Software Engineer Failures
Preface for the start of a new series focusing on software disasters
I received a critical comment that read: Be concise. Don’t waste my time. You consolidate all the shit and deliver what your title says. I found the tone unnecessary (“don’t waste your time? I’ll waste as much of your time as I want! Here, watch this 3-hour video of a stick of butter at room temperature!”), but going forward I plan to include summary sections in my introductions.
This post will be:
- An explanation of a new series I will start called “Software Engineer Failures,” and my motivation for starting it
- That’s all. It was originally supposed to detail Therac-25 by drawing from this paper and a publicly available lecture from UC Berkeley, but it was getting so long I decided to split it
I think the critical comment was also responding to clickbait in general, and I will take some time to unpack that. On one hand, clickbait is an actual problem; on the other, I do not see how “Making Sense of Tech Layoffs” is a clickbait title, or how the rest of my writing failed to deliver on something as vague as that.
My writing has been characterized in many ways, but I don’t know if anyone has ever called it “concise.” That sentence alone was a perfect example.
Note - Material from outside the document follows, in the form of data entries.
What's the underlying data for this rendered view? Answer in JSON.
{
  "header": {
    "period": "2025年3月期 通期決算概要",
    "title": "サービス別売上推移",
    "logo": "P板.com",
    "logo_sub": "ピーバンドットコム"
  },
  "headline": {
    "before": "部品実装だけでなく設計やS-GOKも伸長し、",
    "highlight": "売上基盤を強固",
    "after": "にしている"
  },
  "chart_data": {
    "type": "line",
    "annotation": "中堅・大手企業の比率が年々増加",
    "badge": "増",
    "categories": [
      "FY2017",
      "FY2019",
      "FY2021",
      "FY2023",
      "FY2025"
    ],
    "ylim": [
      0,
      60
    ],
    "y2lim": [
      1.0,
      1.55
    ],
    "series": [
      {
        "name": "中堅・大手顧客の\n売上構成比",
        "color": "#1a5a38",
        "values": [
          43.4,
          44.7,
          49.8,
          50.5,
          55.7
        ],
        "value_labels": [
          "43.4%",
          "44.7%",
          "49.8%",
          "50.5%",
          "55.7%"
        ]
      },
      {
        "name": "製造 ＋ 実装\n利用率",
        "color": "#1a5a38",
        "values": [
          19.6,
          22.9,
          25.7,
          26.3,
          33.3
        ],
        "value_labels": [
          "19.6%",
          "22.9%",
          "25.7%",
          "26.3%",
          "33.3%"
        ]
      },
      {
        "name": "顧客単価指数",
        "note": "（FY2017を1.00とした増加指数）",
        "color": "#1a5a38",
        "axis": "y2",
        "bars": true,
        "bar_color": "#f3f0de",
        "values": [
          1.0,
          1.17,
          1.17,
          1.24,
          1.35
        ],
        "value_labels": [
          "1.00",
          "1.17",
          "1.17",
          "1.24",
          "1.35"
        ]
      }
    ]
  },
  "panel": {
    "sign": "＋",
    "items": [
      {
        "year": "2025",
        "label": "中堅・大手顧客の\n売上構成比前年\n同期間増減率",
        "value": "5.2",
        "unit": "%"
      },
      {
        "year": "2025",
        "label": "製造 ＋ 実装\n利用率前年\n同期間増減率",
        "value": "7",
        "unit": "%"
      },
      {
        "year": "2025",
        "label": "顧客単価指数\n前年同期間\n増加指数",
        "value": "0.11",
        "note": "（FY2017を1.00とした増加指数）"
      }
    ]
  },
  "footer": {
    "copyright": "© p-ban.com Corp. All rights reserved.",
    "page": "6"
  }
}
I like to think it is part of my style, but this is not the first person who was presumably annoyed by the jokes, random tangents, and not-always-necessary YouTube clips.
Software Engineer Failures
One of two things is probably going to happen, going forward: Either we will enter a phase where LeetCode no longer matters, as everyone relies on metrics like open source contributions, portfolios, and referrals…or we will enter a phase called the “Super LeetCode Era,” a time period where everyone has to solve three online coding assessments, six technical interviews, and a psych analysis to get anywhere near a company like Apple or Microsoft. Why? Because many qualified people are getting laid off from big tech companies. They are competitive, they are experienced, and they have already proven themselves “LeetCode-ready.”
One thing LeetCode-style interviews miss is system design interviews, which are arguably much more relevant than their counterpart. I thought it would be nice to write about actual systems, not the toy ones we pretend to create in system design interviews, but it got me thinking about something else…
…failures.
If you become a software engineer because you successfully solve the Compressed String LeetCode question in 45 minutes, well done. You have dealt with pressure, you have demonstrated competency, and you have successfully worked with the person you will now work with professionally. This accomplishment is legitimate.
But in the actual field, the code you write has a certain “gravity.”
Levels Of Failure
Because of the failures of the Therac-25, people died — to put it as simply as possible, it was a controlled radiation therapy device that delivered too much radiation. The paper linked above indicates that there was a race condition, but what I did not realize until reading it is that there were other problems. The UI was not intuitive, and more or less prompted disaster in that it made small, confusing error messages look exactly the same as catastrophic warnings. The device was an “upgrade” in the sense that the software was new and supposedly safer, but the hardware removed a fail-safe mechanism that had saved lives in previous versions.
One reason the story probably sticks in so many minds is because of the horrific results. Patients experienced a burning sensation, in some cases followed by loss of function in limbs, nausea, disorientation, and death. Another reason is that it outlines a justification for better software development practices. The software was all developed by a single developer who apparently produced minimal documentation and did not need to subject his code to adequate testing.
The story seems reminiscent of the much more recent Boeing incident:
The two stories are very different, but both consist of:
- Software that did not work as intended, to then be used by operators/pilots who did not know everything they needed to know about the new software
- Companies that promptly pinned the blame on the operators/pilots until they were forced to admit that they made a mistake
- Actual deaths
But the motivation for writing this was actually the below:
This is a video about a company that did not use microservices properly. They likely lost millions of dollars, but it is not as newsworthy a story. That being said, these stories can be more useful from a technical standpoint. If we are interested in every story, we can focus in on failures that are relevant to our respective niches…even if the result is simply that an important website was down for a few hours and a lot of users were angry about it.
Closing Thoughts
As I write this, I am starting to realize exactly what the critical comment was saying. The next post will use the same picture, but jump right in with the story, the results, and the lessons learned. Unfortunately, the “code” above is actually pseudo-code. To the best of my knowledge, no one has posted the actual source code since the incidents, and the paper derived much of its material from depositions.
I think junior developers often join companies with one of two very different mindsets:
- They think they know everything, prompting them to try to fix very large and very complex systems before they fully understand them
- They think they know very little, but also that the companies they are stepping into are run by highly competent, extremely intelligent software engineers who do everything they can to ensure that the company produces bullet-proof code
As a student reading about the Therac-25 incidents, the case was easy to dismiss — hire more developers. Add safety features to your hardware. Accept responsibility and write good test cases.
But in the microservices story, it sounds like everyone just failed. They probably believed, by some massive diffusion of responsibility, that the system made sense and would work because so many other people believed the system made sense and would work. When they finally tested it after more than a year of development and it completely failed, they were probably shocked. Various components worked on their own, but not when the entire system was rolled out.
I think failure is a good topic to study.